Camel, illegal pheasant at NYC’s wildest Indian restaurant
Veerays is the best new Indian restaurant East Midtown has seen in many, many years.
Chef/owner Hermant Mathur’s dishes, from familiar coconut and black pepper shrimp (an $18 starter) to rarely-served camel kebabs (a $35 main), blew me away.
But, beyond the food, Mathur and co-owner Sonny Solomon have made some strange decisions.
Veerays hides behind a narrow doorframe on East 45th Streets without a sign. It gives it the feeling of an after-hours spot on Avenue C rather than a luxe pleasure pit in the heart of corporate Midtown.
I wish they’d put up a sign saying, “Veerays Exquisite Indian” — or anything. The East 40s aren’t exactly Indian cuisine nirvana, so why not let people know about it?
Then there’s the decor. The main dining room and a small, perfect-for-seduction nook behind it have a “roaring twenties” speakeasy theme with lush, red velvet banquettes, a turquoise fainting couch and an abstract black-and-white wall panel of Patagonian quartz.
As if i that weren’t enough of a cultural mishmash, the soundtrack on my last visit included Yusef Lateef’s “Love Theme from Spartacus” and 1950s hard-bop classics by Art Blakey.
But, all the confusion’s happily forgotten on the plate.
Mathur earned a Michelin star at each of two earlier New York restaurants, Devi and Tulsi. His work at Veerays, in collaboration with chef de cuisine Binder Saini, again displays his sure hand with northern and southern Indian styles.
“Jazzy Breads” — the theming extends to menu sections — were uniformly excellent, especially amul cheese and garlic-olive naans.
A starter of spiced “Anglo” tuna and potato cakes ($18) — “made for colonial British officers,” we were helpfully informed — crackled on the outside and burst with flavor inside.
Then there’s the camel, sourced from a New Jersey ranch called Fossil Farms. It was a bit too dry on one visit but deliciously moist on another. It’s deeply herbed and emerges simmering hot from the tandoori oven.

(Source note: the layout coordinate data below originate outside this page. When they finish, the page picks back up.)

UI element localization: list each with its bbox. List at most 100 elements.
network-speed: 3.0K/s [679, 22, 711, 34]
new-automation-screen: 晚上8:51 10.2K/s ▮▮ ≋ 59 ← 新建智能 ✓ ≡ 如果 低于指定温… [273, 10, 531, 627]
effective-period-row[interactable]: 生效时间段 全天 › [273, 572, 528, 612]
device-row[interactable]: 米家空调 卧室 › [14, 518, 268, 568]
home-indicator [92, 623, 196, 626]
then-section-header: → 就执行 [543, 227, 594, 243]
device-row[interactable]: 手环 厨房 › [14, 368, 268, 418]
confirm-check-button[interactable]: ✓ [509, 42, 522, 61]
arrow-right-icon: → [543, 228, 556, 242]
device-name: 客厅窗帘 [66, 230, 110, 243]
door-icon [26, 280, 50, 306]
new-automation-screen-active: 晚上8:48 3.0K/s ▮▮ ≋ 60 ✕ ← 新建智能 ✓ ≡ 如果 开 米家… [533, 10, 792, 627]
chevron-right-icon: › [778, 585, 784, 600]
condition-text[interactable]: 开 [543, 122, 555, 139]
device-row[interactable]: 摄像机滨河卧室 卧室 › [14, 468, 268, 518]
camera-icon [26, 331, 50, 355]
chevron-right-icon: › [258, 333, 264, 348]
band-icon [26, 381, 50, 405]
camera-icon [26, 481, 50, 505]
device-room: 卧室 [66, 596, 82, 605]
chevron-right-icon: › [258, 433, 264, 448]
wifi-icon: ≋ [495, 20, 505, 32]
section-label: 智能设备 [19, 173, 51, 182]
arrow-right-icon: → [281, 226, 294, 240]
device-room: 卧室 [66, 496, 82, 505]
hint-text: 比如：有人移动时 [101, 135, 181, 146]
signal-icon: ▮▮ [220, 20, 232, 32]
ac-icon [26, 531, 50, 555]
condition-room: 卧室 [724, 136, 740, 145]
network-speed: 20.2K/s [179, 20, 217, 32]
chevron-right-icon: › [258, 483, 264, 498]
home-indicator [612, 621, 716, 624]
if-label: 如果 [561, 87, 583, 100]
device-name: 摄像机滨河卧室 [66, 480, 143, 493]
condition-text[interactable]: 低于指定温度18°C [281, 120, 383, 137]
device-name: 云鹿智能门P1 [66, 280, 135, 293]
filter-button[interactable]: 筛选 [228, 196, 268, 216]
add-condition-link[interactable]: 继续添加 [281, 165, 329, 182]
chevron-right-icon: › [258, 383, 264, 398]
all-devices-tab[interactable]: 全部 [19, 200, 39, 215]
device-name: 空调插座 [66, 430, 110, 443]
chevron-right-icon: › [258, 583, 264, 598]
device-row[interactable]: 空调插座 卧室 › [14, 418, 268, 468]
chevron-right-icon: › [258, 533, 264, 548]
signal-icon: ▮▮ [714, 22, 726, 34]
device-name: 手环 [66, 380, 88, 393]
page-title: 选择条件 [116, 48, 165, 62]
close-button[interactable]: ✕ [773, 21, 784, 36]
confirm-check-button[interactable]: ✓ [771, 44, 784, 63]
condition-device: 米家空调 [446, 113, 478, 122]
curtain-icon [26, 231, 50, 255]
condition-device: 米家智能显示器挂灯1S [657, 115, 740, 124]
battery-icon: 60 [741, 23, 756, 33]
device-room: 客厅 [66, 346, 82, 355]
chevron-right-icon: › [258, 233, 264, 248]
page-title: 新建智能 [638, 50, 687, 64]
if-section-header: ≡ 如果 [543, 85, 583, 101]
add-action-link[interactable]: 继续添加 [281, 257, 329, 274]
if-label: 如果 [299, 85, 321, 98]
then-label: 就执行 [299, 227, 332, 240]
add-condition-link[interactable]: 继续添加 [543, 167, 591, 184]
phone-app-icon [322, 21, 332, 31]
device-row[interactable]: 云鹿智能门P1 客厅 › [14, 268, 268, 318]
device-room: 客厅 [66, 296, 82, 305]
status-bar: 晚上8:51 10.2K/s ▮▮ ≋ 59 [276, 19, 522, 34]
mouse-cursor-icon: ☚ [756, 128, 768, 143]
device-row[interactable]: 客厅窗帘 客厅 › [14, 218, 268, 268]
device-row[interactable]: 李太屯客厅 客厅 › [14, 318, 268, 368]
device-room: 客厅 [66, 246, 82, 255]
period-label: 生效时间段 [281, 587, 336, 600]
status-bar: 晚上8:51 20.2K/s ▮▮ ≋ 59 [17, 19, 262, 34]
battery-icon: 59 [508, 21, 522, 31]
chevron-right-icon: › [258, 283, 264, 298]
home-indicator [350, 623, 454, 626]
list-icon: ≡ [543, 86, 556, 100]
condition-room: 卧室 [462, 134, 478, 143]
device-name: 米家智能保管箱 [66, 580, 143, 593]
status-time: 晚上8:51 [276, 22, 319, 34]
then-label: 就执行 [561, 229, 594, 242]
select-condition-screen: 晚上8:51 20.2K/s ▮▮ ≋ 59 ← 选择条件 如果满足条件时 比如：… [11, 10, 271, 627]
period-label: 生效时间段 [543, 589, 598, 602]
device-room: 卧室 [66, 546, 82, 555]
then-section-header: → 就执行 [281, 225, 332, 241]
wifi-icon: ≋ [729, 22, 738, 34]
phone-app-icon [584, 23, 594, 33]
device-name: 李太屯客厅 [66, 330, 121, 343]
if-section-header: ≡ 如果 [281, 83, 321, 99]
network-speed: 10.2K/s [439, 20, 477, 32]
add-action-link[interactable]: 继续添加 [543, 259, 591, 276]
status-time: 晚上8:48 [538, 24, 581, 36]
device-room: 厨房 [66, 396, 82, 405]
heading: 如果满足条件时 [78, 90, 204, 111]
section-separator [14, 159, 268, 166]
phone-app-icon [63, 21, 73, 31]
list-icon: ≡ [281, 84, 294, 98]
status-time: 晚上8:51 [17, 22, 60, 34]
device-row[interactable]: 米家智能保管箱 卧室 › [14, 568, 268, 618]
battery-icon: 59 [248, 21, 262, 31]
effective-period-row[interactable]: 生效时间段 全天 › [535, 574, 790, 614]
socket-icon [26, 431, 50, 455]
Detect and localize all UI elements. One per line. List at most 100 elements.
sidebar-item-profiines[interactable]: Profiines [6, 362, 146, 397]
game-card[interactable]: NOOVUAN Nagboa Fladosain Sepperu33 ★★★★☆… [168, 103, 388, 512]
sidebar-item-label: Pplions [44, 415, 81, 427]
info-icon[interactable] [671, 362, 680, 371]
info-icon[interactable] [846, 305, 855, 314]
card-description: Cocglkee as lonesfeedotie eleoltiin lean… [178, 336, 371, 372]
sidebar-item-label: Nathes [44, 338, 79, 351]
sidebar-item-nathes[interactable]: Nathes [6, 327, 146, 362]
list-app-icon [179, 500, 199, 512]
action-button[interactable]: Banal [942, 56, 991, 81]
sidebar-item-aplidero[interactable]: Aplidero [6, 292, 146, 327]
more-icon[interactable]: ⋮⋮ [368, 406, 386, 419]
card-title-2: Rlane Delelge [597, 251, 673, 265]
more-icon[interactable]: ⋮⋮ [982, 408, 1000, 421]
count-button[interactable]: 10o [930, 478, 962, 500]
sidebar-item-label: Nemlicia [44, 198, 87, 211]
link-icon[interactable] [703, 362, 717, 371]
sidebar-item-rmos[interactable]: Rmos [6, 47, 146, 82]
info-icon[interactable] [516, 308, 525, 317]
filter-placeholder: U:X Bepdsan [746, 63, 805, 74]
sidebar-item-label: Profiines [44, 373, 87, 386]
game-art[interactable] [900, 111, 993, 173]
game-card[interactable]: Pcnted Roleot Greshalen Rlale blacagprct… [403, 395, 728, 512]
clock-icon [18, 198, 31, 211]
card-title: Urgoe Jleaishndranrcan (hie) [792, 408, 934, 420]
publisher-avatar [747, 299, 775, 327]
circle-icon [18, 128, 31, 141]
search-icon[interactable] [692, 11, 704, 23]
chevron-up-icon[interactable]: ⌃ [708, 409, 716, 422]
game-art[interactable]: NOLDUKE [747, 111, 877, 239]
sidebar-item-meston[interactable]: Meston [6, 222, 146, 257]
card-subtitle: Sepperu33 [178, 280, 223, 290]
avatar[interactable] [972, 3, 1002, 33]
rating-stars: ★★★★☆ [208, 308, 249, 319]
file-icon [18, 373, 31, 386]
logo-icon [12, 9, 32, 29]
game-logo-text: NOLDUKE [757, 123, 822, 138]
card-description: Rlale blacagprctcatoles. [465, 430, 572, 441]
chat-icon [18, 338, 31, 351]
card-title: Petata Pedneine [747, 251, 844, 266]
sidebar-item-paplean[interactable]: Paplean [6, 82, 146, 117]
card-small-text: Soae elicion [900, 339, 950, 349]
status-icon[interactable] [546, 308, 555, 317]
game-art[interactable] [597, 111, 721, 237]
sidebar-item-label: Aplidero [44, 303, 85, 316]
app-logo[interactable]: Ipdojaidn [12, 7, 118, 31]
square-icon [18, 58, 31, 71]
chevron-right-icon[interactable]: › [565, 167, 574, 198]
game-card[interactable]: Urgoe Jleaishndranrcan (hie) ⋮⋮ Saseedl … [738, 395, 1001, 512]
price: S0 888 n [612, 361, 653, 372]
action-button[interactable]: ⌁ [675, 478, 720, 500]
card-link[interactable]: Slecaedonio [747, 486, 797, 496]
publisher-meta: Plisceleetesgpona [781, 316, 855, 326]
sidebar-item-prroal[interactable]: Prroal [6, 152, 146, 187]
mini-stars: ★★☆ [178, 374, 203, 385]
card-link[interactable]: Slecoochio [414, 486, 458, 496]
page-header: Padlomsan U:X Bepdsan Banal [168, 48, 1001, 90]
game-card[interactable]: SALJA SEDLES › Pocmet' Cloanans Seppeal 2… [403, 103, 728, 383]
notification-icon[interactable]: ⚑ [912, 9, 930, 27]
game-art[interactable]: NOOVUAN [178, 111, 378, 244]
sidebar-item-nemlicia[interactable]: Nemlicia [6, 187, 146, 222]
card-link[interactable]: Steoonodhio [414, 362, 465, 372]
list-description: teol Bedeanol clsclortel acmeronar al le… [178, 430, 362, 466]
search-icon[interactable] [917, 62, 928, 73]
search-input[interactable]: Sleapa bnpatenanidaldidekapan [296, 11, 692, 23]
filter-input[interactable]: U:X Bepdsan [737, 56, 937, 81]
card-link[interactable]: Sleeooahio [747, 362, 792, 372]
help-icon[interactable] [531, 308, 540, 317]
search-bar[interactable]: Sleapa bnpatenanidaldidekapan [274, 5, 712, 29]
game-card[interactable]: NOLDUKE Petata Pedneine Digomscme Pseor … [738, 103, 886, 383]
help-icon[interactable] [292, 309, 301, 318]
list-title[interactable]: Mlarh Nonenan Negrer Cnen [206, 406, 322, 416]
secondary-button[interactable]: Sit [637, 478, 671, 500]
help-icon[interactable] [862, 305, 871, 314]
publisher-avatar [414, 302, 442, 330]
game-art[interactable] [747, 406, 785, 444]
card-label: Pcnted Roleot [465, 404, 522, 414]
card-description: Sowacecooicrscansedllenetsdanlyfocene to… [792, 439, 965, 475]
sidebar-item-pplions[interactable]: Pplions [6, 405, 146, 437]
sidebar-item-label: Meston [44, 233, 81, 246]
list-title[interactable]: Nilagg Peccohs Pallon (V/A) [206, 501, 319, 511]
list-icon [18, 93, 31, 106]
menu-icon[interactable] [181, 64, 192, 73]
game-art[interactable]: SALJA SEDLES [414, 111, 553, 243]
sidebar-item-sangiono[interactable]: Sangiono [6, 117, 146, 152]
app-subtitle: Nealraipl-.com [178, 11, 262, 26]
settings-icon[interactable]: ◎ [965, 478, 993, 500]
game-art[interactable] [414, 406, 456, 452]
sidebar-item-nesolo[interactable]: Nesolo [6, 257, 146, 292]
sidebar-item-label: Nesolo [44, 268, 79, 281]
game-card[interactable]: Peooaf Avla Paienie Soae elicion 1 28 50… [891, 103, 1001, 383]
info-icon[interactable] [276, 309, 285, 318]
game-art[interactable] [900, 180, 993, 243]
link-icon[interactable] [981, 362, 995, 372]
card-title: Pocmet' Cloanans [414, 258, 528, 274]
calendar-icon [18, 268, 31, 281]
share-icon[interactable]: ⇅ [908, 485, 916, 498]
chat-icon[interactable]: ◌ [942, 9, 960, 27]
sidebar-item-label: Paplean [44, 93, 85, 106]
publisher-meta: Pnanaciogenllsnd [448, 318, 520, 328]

Don’t be shy if you’ve never had it — it’s no more challenging on the palate than lamb or goat. Plus, Mathur is a tandoori master who knows how not to bake meat and fish.
“Millionaire Moliee” ($44) is his take on Chilean sea bass, firm but moist, served in a vivid coconut-mustard gravy with coconut rice.
“Illegal Pheasant” ($35) is served in a scorching, tomato-and-ginger curry. Why that name?
“It flew in from Mexico,” the manager said, adding, “That’s a joke.”
“Bootlegger” bison, described on the menu as a “modernist take on a South Indian favorite,” is a compelling stir-fry of red and green bell peppers, curry and mustard seeds.
In the end, Veerays gimmicks aren’t just a bit odd. They do it a disservice. I’m all for breaking with cliches — Indian restaurants have too many marble elephants.
But the gangster motif theme is goofy and might offend Italian- and Indian-Americans equally.
The restaurant’s owners and chefs are identified on its website as “The Don,” “The Underboss,” “The Consigliere,” and “Madame Queen,” the name of a real-life Harlem gang leader in the 1920s. Lamb chops ($48) are called “The Don’s Lamb Chops.” What were they thinking?
Skip the speakeasy shtick and let Mathur’s cooking speak for itself.